The closure and evacuation at Ocean County Mall began about 7 p.m. after the threat was phoned in to the mall’s office. Toms River Police Department spokesman Ralph Stocco said the caller stated there was a bomb inside the building and that people were going to get hurt.

A specially trained explosive sniffing K9 Task Force was activated and a systematic search of the mall both inside and the exterior of the mall, which has 890,000 square feet of retail space and 120 stores, took place, Stocco and Della Fave said. The building was deemed safe around midnight, they said.

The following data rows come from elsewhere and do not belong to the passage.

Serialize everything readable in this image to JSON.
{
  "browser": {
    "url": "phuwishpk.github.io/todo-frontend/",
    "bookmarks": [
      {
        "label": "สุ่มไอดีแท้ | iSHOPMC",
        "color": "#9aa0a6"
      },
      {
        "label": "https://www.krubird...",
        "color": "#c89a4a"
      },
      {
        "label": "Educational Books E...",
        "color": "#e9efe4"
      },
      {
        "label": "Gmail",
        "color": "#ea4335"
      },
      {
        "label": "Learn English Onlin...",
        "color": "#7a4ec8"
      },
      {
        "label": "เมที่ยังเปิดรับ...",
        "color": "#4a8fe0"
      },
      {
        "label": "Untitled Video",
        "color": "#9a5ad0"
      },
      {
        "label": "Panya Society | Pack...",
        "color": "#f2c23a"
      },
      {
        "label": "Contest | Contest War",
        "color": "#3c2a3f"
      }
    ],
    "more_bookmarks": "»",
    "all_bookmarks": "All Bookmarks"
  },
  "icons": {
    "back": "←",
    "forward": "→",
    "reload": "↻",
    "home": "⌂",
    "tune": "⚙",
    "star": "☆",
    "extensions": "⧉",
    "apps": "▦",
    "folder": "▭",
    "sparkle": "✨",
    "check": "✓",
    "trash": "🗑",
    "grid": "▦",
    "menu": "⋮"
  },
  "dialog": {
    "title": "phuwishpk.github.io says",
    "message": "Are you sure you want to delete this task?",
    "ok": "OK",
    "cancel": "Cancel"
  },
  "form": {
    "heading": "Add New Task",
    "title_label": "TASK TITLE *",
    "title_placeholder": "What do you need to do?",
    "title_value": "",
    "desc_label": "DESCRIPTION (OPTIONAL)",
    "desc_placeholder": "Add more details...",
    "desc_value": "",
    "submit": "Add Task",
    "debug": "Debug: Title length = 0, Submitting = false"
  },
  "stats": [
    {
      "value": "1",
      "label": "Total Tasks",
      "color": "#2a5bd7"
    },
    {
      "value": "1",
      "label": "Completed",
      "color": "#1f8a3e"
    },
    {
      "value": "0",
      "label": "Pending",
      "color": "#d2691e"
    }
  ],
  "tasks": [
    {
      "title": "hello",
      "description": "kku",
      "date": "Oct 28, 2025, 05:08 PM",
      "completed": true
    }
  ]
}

The investigation also disrupted NJ Transit bus service in the area, as stops at the mall were suspended for the duration of the incident, according to an NJ Transit tweet.

The investigators are in contact with other towns that may have had similar incidents, Stocco said, noting Deptford and Plainsboro had similar occurrences at a mall and a hospital around the same time.

“We would like to thank the mall staff for their professionalism in assisting the police department as well as the individual store owners and employees,” Stocco said.

Della Fave said the response group included personnel from the Toms River Police Department, Ocean County Prosecutor’s Office, Ocean County Sheriff’s Department K9 Unit (Sheriff’s Officer Christine Casullo and Sgt. John Adams), and explosive detection K9s from the New Jersey State Police, NJ Transit, Monmouth County Sheriff’s Department and Kean University.